Mlle. de Bergerac shook her head. "It seems hard. Vicomte," she said, "that I should be answerable for your happiness."
"You hold it there in your hand. Think of what I suffer. To have lived for weeks in the hope of this hour, and to find it what you would fain make it! To have dreamed of rapturous bliss, and to wake to find it hideous misery! Think of it once again!"
"She shall have a chance to think of it," the Baron declared; "she shall think of it quite at her ease. Go to your room, mademoiselle, and remain there till further notice."
Gabrielle prepared to go, but, as she moved away, "I used to fear you, brother," she said with homely scorn, "but I don't fear you now. Judge whether it's because I love you more!"
"Gabrielle," the Vicomte cried out, "I haven't given you up."
"Your feelings are your own, M. le Vicomte. I would have given more than I can say rather than have caused you to suffer. Your asking my hand has been the great honor of my life; my withholding it has been the great trial." And she walked out of the room with the step of unacted tragedy. My father, with an oath, despatched me to bed in her train. Heavy-headed with the recent spectacle of so much half-apprehended emotion, I speedily fell asleep.

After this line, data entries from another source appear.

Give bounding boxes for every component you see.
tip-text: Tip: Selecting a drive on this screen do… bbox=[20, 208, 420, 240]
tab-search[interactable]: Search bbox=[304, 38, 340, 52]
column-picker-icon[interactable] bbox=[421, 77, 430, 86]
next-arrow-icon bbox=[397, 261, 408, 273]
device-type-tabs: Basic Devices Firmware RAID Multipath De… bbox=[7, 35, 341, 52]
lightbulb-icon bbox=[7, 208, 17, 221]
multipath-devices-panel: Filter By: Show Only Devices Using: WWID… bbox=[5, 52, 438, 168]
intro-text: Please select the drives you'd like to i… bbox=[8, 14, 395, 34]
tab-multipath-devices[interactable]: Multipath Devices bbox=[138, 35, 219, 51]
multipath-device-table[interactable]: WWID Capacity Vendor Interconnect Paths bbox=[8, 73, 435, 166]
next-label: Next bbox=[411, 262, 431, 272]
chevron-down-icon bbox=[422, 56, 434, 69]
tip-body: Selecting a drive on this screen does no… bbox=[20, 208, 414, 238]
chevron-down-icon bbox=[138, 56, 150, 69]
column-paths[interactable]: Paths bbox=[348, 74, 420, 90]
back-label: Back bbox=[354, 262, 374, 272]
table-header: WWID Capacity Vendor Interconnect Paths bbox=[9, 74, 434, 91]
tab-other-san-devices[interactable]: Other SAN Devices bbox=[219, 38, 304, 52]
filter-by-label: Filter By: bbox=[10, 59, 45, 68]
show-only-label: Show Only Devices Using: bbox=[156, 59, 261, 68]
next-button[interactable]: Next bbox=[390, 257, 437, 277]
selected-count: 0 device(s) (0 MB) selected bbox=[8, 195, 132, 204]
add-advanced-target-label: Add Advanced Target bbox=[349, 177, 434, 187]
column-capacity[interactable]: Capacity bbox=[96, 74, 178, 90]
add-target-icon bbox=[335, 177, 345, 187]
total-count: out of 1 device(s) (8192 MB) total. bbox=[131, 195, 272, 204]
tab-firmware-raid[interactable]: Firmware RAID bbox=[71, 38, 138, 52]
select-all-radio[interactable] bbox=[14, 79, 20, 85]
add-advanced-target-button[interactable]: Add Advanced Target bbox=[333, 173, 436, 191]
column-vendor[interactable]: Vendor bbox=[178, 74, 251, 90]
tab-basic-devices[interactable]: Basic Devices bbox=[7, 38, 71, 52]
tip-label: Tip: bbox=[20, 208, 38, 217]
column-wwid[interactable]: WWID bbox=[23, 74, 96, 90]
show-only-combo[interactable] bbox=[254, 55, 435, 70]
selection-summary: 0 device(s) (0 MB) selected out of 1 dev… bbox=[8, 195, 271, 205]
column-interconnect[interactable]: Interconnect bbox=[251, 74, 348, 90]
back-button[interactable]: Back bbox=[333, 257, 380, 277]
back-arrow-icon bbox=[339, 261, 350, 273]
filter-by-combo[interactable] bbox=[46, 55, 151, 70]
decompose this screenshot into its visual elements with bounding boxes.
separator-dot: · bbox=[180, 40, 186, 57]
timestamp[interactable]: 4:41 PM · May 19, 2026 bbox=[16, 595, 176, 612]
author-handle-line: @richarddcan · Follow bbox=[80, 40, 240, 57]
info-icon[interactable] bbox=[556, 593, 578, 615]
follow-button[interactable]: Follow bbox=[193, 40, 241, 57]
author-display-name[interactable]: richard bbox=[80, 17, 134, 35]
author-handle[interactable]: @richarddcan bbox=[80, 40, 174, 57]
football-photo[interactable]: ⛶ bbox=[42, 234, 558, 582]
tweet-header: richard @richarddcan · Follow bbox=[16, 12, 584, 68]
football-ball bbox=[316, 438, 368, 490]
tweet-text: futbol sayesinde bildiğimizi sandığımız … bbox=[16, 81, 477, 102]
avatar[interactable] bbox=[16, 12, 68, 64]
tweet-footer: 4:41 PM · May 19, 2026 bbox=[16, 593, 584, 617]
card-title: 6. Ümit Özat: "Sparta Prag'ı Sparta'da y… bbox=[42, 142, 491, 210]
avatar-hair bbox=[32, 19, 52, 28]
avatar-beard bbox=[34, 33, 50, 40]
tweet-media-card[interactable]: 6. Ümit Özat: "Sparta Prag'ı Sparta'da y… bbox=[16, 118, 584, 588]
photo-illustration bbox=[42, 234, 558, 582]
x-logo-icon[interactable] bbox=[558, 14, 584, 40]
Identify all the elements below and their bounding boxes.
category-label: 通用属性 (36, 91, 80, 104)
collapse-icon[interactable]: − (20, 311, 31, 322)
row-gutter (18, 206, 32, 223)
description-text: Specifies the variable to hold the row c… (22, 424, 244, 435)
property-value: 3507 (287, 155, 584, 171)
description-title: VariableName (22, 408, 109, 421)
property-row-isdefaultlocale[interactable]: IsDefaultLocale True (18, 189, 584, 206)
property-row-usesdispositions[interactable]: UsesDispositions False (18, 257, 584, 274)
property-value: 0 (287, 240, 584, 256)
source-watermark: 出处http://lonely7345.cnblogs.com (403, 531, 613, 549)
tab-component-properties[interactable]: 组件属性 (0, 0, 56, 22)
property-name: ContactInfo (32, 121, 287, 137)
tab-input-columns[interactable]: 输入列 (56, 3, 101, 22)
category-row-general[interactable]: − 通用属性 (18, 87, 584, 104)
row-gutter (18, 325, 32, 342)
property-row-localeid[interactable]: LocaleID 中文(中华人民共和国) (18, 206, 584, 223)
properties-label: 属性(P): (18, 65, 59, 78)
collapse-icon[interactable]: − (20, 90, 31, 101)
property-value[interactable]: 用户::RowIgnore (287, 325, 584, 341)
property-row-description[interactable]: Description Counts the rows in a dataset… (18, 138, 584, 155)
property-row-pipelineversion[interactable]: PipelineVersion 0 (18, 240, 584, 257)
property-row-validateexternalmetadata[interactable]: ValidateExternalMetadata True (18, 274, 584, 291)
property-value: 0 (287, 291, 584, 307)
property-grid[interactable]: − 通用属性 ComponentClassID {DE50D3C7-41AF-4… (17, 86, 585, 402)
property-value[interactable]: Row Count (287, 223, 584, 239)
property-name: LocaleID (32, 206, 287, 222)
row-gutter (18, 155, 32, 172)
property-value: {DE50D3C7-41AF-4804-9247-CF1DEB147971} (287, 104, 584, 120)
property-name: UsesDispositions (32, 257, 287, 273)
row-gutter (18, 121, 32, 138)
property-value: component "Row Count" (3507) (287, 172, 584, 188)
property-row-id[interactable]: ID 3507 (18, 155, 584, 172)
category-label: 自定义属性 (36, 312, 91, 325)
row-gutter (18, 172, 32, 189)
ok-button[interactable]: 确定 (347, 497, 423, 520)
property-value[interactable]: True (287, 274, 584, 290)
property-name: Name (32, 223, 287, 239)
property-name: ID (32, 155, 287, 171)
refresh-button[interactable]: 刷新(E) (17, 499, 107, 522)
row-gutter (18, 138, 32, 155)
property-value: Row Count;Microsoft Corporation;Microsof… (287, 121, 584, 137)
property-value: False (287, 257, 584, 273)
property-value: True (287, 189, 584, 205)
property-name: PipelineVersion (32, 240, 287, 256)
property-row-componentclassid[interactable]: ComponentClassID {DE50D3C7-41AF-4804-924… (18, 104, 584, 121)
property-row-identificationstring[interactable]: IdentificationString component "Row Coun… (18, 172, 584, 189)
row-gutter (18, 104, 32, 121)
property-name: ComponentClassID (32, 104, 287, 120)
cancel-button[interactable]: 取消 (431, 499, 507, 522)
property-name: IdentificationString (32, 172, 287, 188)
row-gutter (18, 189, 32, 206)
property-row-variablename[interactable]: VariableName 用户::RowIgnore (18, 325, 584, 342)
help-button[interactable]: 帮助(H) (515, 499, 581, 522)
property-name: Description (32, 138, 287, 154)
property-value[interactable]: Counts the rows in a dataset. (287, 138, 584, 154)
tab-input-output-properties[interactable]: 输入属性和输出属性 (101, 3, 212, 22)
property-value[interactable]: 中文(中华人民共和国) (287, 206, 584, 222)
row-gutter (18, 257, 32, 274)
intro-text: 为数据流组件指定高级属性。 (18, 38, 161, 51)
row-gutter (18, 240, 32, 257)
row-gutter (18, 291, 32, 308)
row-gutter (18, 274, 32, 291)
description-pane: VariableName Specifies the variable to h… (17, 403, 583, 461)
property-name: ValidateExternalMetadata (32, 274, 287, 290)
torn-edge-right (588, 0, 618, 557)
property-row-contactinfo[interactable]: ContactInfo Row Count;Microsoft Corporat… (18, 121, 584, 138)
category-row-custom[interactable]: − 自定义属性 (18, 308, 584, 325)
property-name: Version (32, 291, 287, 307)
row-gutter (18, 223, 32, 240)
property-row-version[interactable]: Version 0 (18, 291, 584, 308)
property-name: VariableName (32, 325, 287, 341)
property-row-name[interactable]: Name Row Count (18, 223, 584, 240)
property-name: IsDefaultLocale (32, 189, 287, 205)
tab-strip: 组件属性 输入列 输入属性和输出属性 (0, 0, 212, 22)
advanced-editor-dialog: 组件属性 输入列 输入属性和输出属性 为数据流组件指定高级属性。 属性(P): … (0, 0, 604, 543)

I was aroused by the sound of voices, and the grasp of a heavy hand on my shoulder. My father stood before me, holding a candle, with M. de Treuil beside him. "Chevalier," he said, "open your eyes like a man, and come to your senses."
Thus exhorted, I sat up and stared. The Baron sat down on the edge of the bed. "This evening," he began, "before the Vicomte and I came in, were you alone with your aunt?"—My dear friend, you see the scene from here. I answered with the cruel directness of my years. Even if I had had the wit to dissemble, I should have lacked the courage. Of course I had no story to tell. I had drawn no inferences; I didn't say that my tutor was my aunt's lover. I simply said that he had been with us after supper, and that he wanted my aunt to go away with him. Such was my part in the play. I see the whole picture again,—my father brandishing the candlestick, and devouring my words with his great flaming eyes; and the Vicomte behind, portentously silent, with his black clothes and his pale face.
They had not been three minutes out of the room when the door leading to my aunt's chamber opened and Mlle. de Bergerac appeared. She had heard sounds in my apartment, and suspected the visit of the gentlemen and its motive. She immediately won from me the recital of what I had been forced to avow. "Poor Chevalier," she cried, for all commentary. And then, after a pause, "What made them suspect that M. Coquelin had been with us?"
"They saw him, or some one, leave the château as they came in."